County Exec. Armond Budish, Exercised at the City Club Mic Credit: @TheCityClub
In response to an ongoing investigation into Cuyahoga County top administrators, including former Chief of Staff Sharon Sobol Jordan and Chief Information Officer Scot Rourke, County Executive Armond Budish has taken steps, he said, to maintain trust with county voters and “ensure that the integrity of all documents sought by the prosecutor is maintained.”

One of them is worth highlighting.

In addition to hiring a forensic investigator and placing both Rourke and IT general counsel Emily McNeeley on administrative leave — Rourke and McNeeley were the subjects of one of two subpoenas reported last week; Sharon Sobol Jordan was the other — Budish has taken a seemingly unrelated step.

“We recognize that our county has been operating under different sets of rules for different employees. I will be immediately requesting that County Council eliminate all special compensation “perks” from the proposed personnel handbook,” Budish said in a statement. “Further, we will be immediately requiring all employees to fill out hourly time sheets exclusively through the MyHR system, and we will be submitting to Council a policy concerning training and education programs that applies to all county employees. Moving forward, I am instructing Earl Leiken, when he becomes new Chief of Staff, to review all county policies to ensure that they are being applied evenly and fairly for all our employees.”

This decision was due, per Budish, to the fact that the county had been operating under “different sets of rules” for different employees.

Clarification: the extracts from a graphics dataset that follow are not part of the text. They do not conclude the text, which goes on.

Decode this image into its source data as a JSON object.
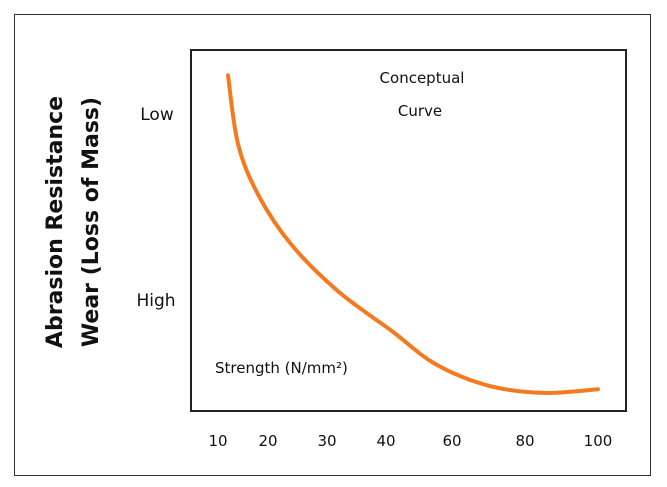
{
  "chart_data": {
    "type": "line",
    "title": "",
    "annotation_lines": [
      "Conceptual",
      "Curve"
    ],
    "ylabel_lines": [
      "Abrasion Resistance",
      "Wear (Loss of Mass)"
    ],
    "xlabel": "Strength (N/mm²)",
    "x_ticks": [
      "10",
      "20",
      "30",
      "40",
      "60",
      "80",
      "100"
    ],
    "y_categories": [
      "Low",
      "High"
    ],
    "series": [
      {
        "color": "#f47a20",
        "points": [
          {
            "x": 12,
            "y": 0.93
          },
          {
            "x": 14,
            "y": 0.74
          },
          {
            "x": 18,
            "y": 0.6
          },
          {
            "x": 24,
            "y": 0.46
          },
          {
            "x": 32,
            "y": 0.33
          },
          {
            "x": 42,
            "y": 0.22
          },
          {
            "x": 55,
            "y": 0.13
          },
          {
            "x": 70,
            "y": 0.07
          },
          {
            "x": 85,
            "y": 0.05
          },
          {
            "x": 100,
            "y": 0.06
          }
        ]
      }
    ],
    "grid": false,
    "legend": "none"
  }
}
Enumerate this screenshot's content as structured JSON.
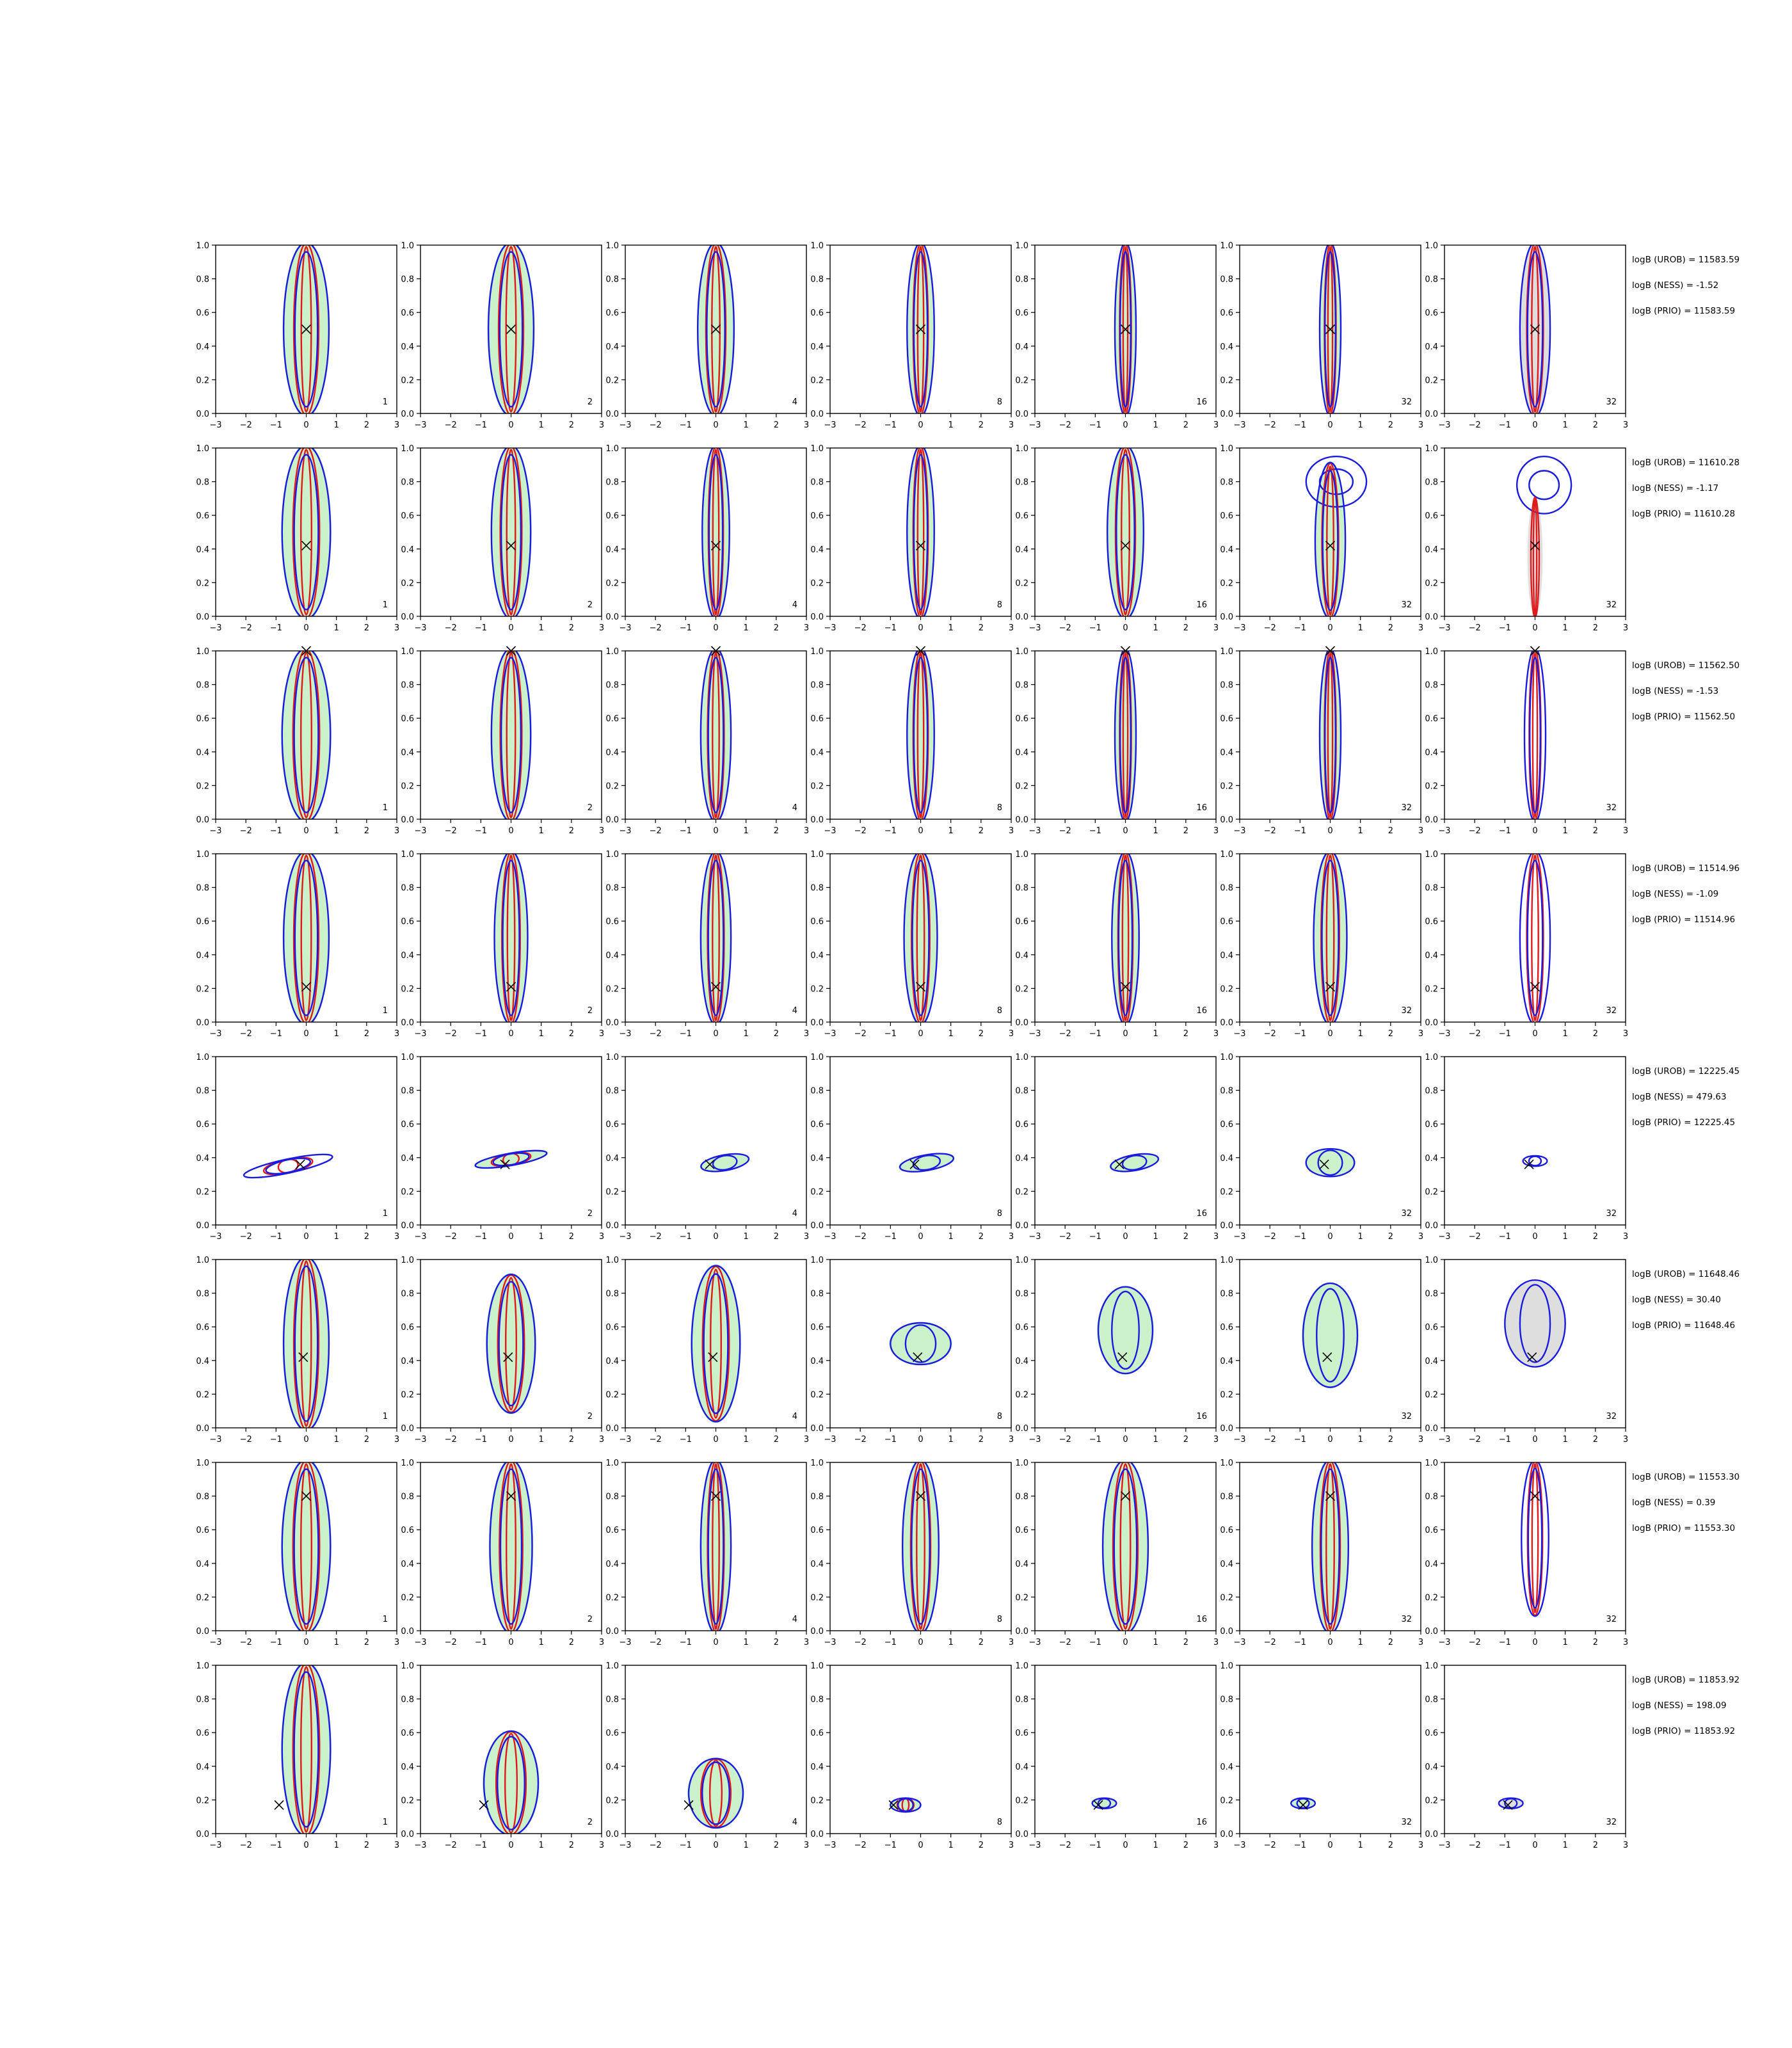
{
  "colors": {
    "red": "#e01a1a",
    "blue": "#1a1ae0",
    "green": "#9ee69e",
    "grey": "#c8c8c8"
  },
  "chart_data": {
    "type": "contour-grid",
    "xlim": [
      -3,
      3
    ],
    "ylim": [
      0.0,
      1.0
    ],
    "xticks": [
      "−3",
      "−2",
      "−1",
      "0",
      "1",
      "2",
      "3"
    ],
    "yticks": [
      "0.0",
      "0.2",
      "0.4",
      "0.6",
      "0.8",
      "1.0"
    ],
    "column_tags": [
      "1",
      "2",
      "4",
      "8",
      "16",
      "32",
      "32"
    ],
    "rows": [
      {
        "truth": [
          0.0,
          0.5
        ],
        "logB": [
          "logB (UROB) = 11583.59",
          "logB (NESS) = -1.52",
          "logB (PRIO) = 11583.59"
        ],
        "panels": [
          {
            "cx": 0.0,
            "cy": 0.5,
            "w": 0.75,
            "h": 0.5,
            "ang": 0,
            "green": true,
            "grey": false,
            "red": true,
            "blue": true
          },
          {
            "cx": 0.0,
            "cy": 0.5,
            "w": 0.75,
            "h": 0.5,
            "ang": 0,
            "green": true,
            "grey": false,
            "red": true,
            "blue": true
          },
          {
            "cx": 0.0,
            "cy": 0.5,
            "w": 0.6,
            "h": 0.5,
            "ang": 0,
            "green": true,
            "grey": false,
            "red": true,
            "blue": true
          },
          {
            "cx": 0.0,
            "cy": 0.5,
            "w": 0.45,
            "h": 0.5,
            "ang": 0,
            "green": true,
            "grey": false,
            "red": true,
            "blue": true
          },
          {
            "cx": 0.0,
            "cy": 0.5,
            "w": 0.35,
            "h": 0.5,
            "ang": 0,
            "green": true,
            "grey": false,
            "red": true,
            "blue": true
          },
          {
            "cx": 0.0,
            "cy": 0.5,
            "w": 0.35,
            "h": 0.5,
            "ang": 0,
            "green": true,
            "grey": false,
            "red": true,
            "blue": true
          },
          {
            "cx": 0.0,
            "cy": 0.5,
            "w": 0.5,
            "h": 0.5,
            "ang": 0,
            "green": false,
            "grey": true,
            "red": true,
            "blue": true
          }
        ]
      },
      {
        "truth": [
          0.0,
          0.42
        ],
        "logB": [
          "logB (UROB) = 11610.28",
          "logB (NESS) = -1.17",
          "logB (PRIO) = 11610.28"
        ],
        "panels": [
          {
            "cx": 0.0,
            "cy": 0.5,
            "w": 0.8,
            "h": 0.5,
            "ang": 0,
            "green": true,
            "grey": false,
            "red": true,
            "blue": true
          },
          {
            "cx": 0.0,
            "cy": 0.5,
            "w": 0.65,
            "h": 0.5,
            "ang": 0,
            "green": true,
            "grey": false,
            "red": true,
            "blue": true
          },
          {
            "cx": 0.0,
            "cy": 0.5,
            "w": 0.45,
            "h": 0.5,
            "ang": 0,
            "green": true,
            "grey": false,
            "red": true,
            "blue": true
          },
          {
            "cx": 0.0,
            "cy": 0.5,
            "w": 0.45,
            "h": 0.5,
            "ang": 0,
            "green": true,
            "grey": false,
            "red": true,
            "blue": true
          },
          {
            "cx": 0.0,
            "cy": 0.5,
            "w": 0.6,
            "h": 0.5,
            "ang": 0,
            "green": true,
            "grey": false,
            "red": true,
            "blue": true
          },
          {
            "cx": 0.0,
            "cy": 0.45,
            "w": 0.5,
            "h": 0.45,
            "ang": 0,
            "green": true,
            "grey": false,
            "red": true,
            "blue": true,
            "blob": [
              0.2,
              0.8,
              1.0,
              0.15
            ]
          },
          {
            "cx": 0.0,
            "cy": 0.35,
            "w": 0.25,
            "h": 0.35,
            "ang": 0,
            "green": false,
            "grey": true,
            "red": true,
            "blue": false,
            "blob": [
              0.3,
              0.78,
              0.9,
              0.17
            ]
          }
        ]
      },
      {
        "truth": [
          0.0,
          1.0
        ],
        "logB": [
          "logB (UROB) = 11562.50",
          "logB (NESS) = -1.53",
          "logB (PRIO) = 11562.50"
        ],
        "panels": [
          {
            "cx": 0.0,
            "cy": 0.5,
            "w": 0.8,
            "h": 0.5,
            "ang": 0,
            "green": true,
            "grey": false,
            "red": true,
            "blue": true
          },
          {
            "cx": 0.0,
            "cy": 0.5,
            "w": 0.65,
            "h": 0.5,
            "ang": 0,
            "green": true,
            "grey": false,
            "red": true,
            "blue": true
          },
          {
            "cx": 0.0,
            "cy": 0.5,
            "w": 0.5,
            "h": 0.5,
            "ang": 0,
            "green": true,
            "grey": false,
            "red": true,
            "blue": true
          },
          {
            "cx": 0.0,
            "cy": 0.5,
            "w": 0.45,
            "h": 0.5,
            "ang": 0,
            "green": true,
            "grey": false,
            "red": true,
            "blue": true
          },
          {
            "cx": 0.0,
            "cy": 0.5,
            "w": 0.35,
            "h": 0.5,
            "ang": 0,
            "green": true,
            "grey": false,
            "red": true,
            "blue": true
          },
          {
            "cx": 0.0,
            "cy": 0.5,
            "w": 0.35,
            "h": 0.5,
            "ang": 0,
            "green": true,
            "grey": false,
            "red": true,
            "blue": true
          },
          {
            "cx": 0.0,
            "cy": 0.5,
            "w": 0.35,
            "h": 0.5,
            "ang": 0,
            "green": false,
            "grey": false,
            "red": true,
            "blue": true
          }
        ]
      },
      {
        "truth": [
          0.0,
          0.21
        ],
        "logB": [
          "logB (UROB) = 11514.96",
          "logB (NESS) = -1.09",
          "logB (PRIO) = 11514.96"
        ],
        "panels": [
          {
            "cx": 0.0,
            "cy": 0.5,
            "w": 0.75,
            "h": 0.5,
            "ang": 0,
            "green": true,
            "grey": false,
            "red": true,
            "blue": true
          },
          {
            "cx": 0.0,
            "cy": 0.5,
            "w": 0.55,
            "h": 0.5,
            "ang": 0,
            "green": true,
            "grey": false,
            "red": true,
            "blue": true
          },
          {
            "cx": 0.0,
            "cy": 0.5,
            "w": 0.5,
            "h": 0.5,
            "ang": 0,
            "green": true,
            "grey": false,
            "red": true,
            "blue": true
          },
          {
            "cx": 0.0,
            "cy": 0.5,
            "w": 0.55,
            "h": 0.5,
            "ang": 0,
            "green": true,
            "grey": false,
            "red": true,
            "blue": true
          },
          {
            "cx": 0.0,
            "cy": 0.5,
            "w": 0.45,
            "h": 0.5,
            "ang": 0,
            "green": true,
            "grey": false,
            "red": true,
            "blue": true
          },
          {
            "cx": 0.0,
            "cy": 0.5,
            "w": 0.55,
            "h": 0.5,
            "ang": 0,
            "green": true,
            "grey": false,
            "red": true,
            "blue": true
          },
          {
            "cx": 0.0,
            "cy": 0.5,
            "w": 0.5,
            "h": 0.5,
            "ang": 0,
            "green": false,
            "grey": false,
            "red": true,
            "blue": true
          }
        ]
      },
      {
        "truth": [
          -0.2,
          0.36
        ],
        "logB": [
          "logB (UROB) = 12225.45",
          "logB (NESS) = 479.63",
          "logB (PRIO) = 12225.45"
        ],
        "panels": [
          {
            "cx": -0.6,
            "cy": 0.35,
            "w": 1.5,
            "h": 0.04,
            "ang": -12,
            "green": false,
            "grey": false,
            "red": true,
            "blue": true
          },
          {
            "cx": 0.0,
            "cy": 0.39,
            "w": 1.2,
            "h": 0.035,
            "ang": -10,
            "green": true,
            "grey": false,
            "red": true,
            "blue": true
          },
          {
            "cx": 0.3,
            "cy": 0.37,
            "w": 0.8,
            "h": 0.045,
            "ang": -10,
            "green": true,
            "grey": false,
            "red": false,
            "blue": true
          },
          {
            "cx": 0.2,
            "cy": 0.37,
            "w": 0.9,
            "h": 0.045,
            "ang": -10,
            "green": true,
            "grey": false,
            "red": false,
            "blue": true
          },
          {
            "cx": 0.3,
            "cy": 0.37,
            "w": 0.8,
            "h": 0.045,
            "ang": -10,
            "green": true,
            "grey": false,
            "red": false,
            "blue": true
          },
          {
            "cx": 0.0,
            "cy": 0.37,
            "w": 0.8,
            "h": 0.08,
            "ang": 0,
            "green": true,
            "grey": false,
            "red": false,
            "blue": true
          },
          {
            "cx": 0.0,
            "cy": 0.38,
            "w": 0.4,
            "h": 0.03,
            "ang": 0,
            "green": false,
            "grey": false,
            "red": false,
            "blue": true
          }
        ]
      },
      {
        "truth": [
          -0.1,
          0.42
        ],
        "logB": [
          "logB (UROB) = 11648.46",
          "logB (NESS) = 30.40",
          "logB (PRIO) = 11648.46"
        ],
        "panels": [
          {
            "cx": 0.0,
            "cy": 0.5,
            "w": 0.75,
            "h": 0.5,
            "ang": 0,
            "green": true,
            "grey": false,
            "red": true,
            "blue": true
          },
          {
            "cx": 0.0,
            "cy": 0.5,
            "w": 0.8,
            "h": 0.4,
            "ang": 0,
            "green": true,
            "grey": false,
            "red": true,
            "blue": true
          },
          {
            "cx": 0.0,
            "cy": 0.5,
            "w": 0.8,
            "h": 0.45,
            "ang": 0,
            "green": true,
            "grey": false,
            "red": true,
            "blue": true
          },
          {
            "cx": 0.0,
            "cy": 0.5,
            "w": 1.0,
            "h": 0.12,
            "ang": 0,
            "green": true,
            "grey": false,
            "red": false,
            "blue": true
          },
          {
            "cx": 0.0,
            "cy": 0.58,
            "w": 0.9,
            "h": 0.25,
            "ang": 0,
            "green": true,
            "grey": false,
            "red": false,
            "blue": true
          },
          {
            "cx": 0.0,
            "cy": 0.55,
            "w": 0.9,
            "h": 0.3,
            "ang": 0,
            "green": true,
            "grey": false,
            "red": false,
            "blue": true
          },
          {
            "cx": 0.0,
            "cy": 0.62,
            "w": 1.0,
            "h": 0.25,
            "ang": 0,
            "green": false,
            "grey": true,
            "red": false,
            "blue": true
          }
        ]
      },
      {
        "truth": [
          0.0,
          0.8
        ],
        "logB": [
          "logB (UROB) = 11553.30",
          "logB (NESS) = 0.39",
          "logB (PRIO) = 11553.30"
        ],
        "panels": [
          {
            "cx": 0.0,
            "cy": 0.5,
            "w": 0.8,
            "h": 0.5,
            "ang": 0,
            "green": true,
            "grey": false,
            "red": true,
            "blue": true
          },
          {
            "cx": 0.0,
            "cy": 0.5,
            "w": 0.7,
            "h": 0.5,
            "ang": 0,
            "green": true,
            "grey": false,
            "red": true,
            "blue": true
          },
          {
            "cx": 0.0,
            "cy": 0.5,
            "w": 0.5,
            "h": 0.5,
            "ang": 0,
            "green": true,
            "grey": false,
            "red": true,
            "blue": true
          },
          {
            "cx": 0.0,
            "cy": 0.5,
            "w": 0.6,
            "h": 0.5,
            "ang": 0,
            "green": true,
            "grey": false,
            "red": true,
            "blue": true
          },
          {
            "cx": 0.0,
            "cy": 0.5,
            "w": 0.75,
            "h": 0.5,
            "ang": 0,
            "green": true,
            "grey": false,
            "red": true,
            "blue": true
          },
          {
            "cx": 0.0,
            "cy": 0.5,
            "w": 0.6,
            "h": 0.5,
            "ang": 0,
            "green": true,
            "grey": false,
            "red": true,
            "blue": true
          },
          {
            "cx": 0.0,
            "cy": 0.55,
            "w": 0.45,
            "h": 0.45,
            "ang": 0,
            "green": false,
            "grey": false,
            "red": true,
            "blue": true
          }
        ]
      },
      {
        "truth": [
          -0.9,
          0.17
        ],
        "logB": [
          "logB (UROB) = 11853.92",
          "logB (NESS) = 198.09",
          "logB (PRIO) = 11853.92"
        ],
        "panels": [
          {
            "cx": 0.0,
            "cy": 0.5,
            "w": 0.8,
            "h": 0.5,
            "ang": 0,
            "green": true,
            "grey": false,
            "red": true,
            "blue": true
          },
          {
            "cx": 0.0,
            "cy": 0.3,
            "w": 0.9,
            "h": 0.3,
            "ang": 0,
            "green": true,
            "grey": false,
            "red": true,
            "blue": true
          },
          {
            "cx": 0.0,
            "cy": 0.24,
            "w": 0.9,
            "h": 0.2,
            "ang": 0,
            "green": true,
            "grey": false,
            "red": true,
            "blue": true
          },
          {
            "cx": -0.5,
            "cy": 0.17,
            "w": 0.5,
            "h": 0.04,
            "ang": 0,
            "green": true,
            "grey": false,
            "red": true,
            "blue": true
          },
          {
            "cx": -0.7,
            "cy": 0.18,
            "w": 0.4,
            "h": 0.03,
            "ang": 0,
            "green": true,
            "grey": false,
            "red": false,
            "blue": true
          },
          {
            "cx": -0.9,
            "cy": 0.18,
            "w": 0.4,
            "h": 0.03,
            "ang": 0,
            "green": true,
            "grey": false,
            "red": false,
            "blue": true
          },
          {
            "cx": -0.8,
            "cy": 0.18,
            "w": 0.4,
            "h": 0.03,
            "ang": 0,
            "green": false,
            "grey": true,
            "red": false,
            "blue": true
          }
        ]
      }
    ]
  }
}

Chief among those differences was the fact that top executives were getting special perks, justified on the basic of luring and maintaining top talent. 

(Sharon Sobol Jordan, who got paid for hours she spent pursuing an MBA, as reported by Mark Naymik, received the most eyebrow-raising of these perks.) 

In fact only yesterday, Budish’s chief talent officer Douglas Dykes — who was hired away from the Northeast Ohio Regional Sewer District alongside Rourke and two others in 2015 — presented a new draft of the county’s employee handbook to county council that included the special compensation perks Budish now is “immediately requesting” the elimination of.

County Council had registered their objections to the perks when an earlier draft of the handbook was presented. They wanted things like signing bonuses, extra vacation days, relocation stipends, and flexible overtime pay removed. (An internal audit found that salaried employees were paid $1.7 million in overtime in 2014, 2015 and 2016.)

But when Dykes presented an amended version of the handbook Tuesday, the perks were still included, much to the dismay of the council members. (Their reactions were reported by Cleveland.com yesterday, reactions that sufficiently communicated the message to Budish.) 

“I want to make it crystal clear,” the County Executive closed his statement today: “Nothing is more important than maintaining the public trust between our residents and the County Government.”

Sam Allard is a former senior writer at Scene.

3 replies on “Armond Budish Seeks Elimination of Special Perks a Day After Trying to Sneak Them by County Council”

  1. Just some observations. Why does the county IT department have a position for a general counsel? Shouldn’t this department utilize the county law department to review and approve contracts. The IT general counsel did cover herself by requesting review by the Inspector General. Well there’s just a slight problem, her significant other was the primary contact at Hyland. Well, I’m not directly involved, but let me go home and just talk out loud about the bid. Well da!

    The chief of staff, who in essence is the second in command is afforded to leave the building, drive to Columbus, take graduate level classes and not be required to take leave. Better yet, her expenses are being paid for by the county for non-related county business. What a great damn deal.

    The county executive wants us, the tax payers to affirm his BS that we benefitted by her education. Hmm. Why not permit the same action by the low level clerk or the mid level manager in whatever department, leave their desk at 10:00AM take classes, be paid just like the Chief of Staff? But no, we the tax payers would not benefit by their educations.

    In short, Armond, take that BS and shove it on someone else. We are being misled by this clown.

  2. Look around local and county government…..and you’ll see names and faces that began climbing the career political ladder during the sordid era of the Dimora criminal enterprise. And don’t think for one minute that these folks suddenly became reformers — just because they were able to scamper away from the hash spotlight when things unraveled. They became opportunists once the Feds left town.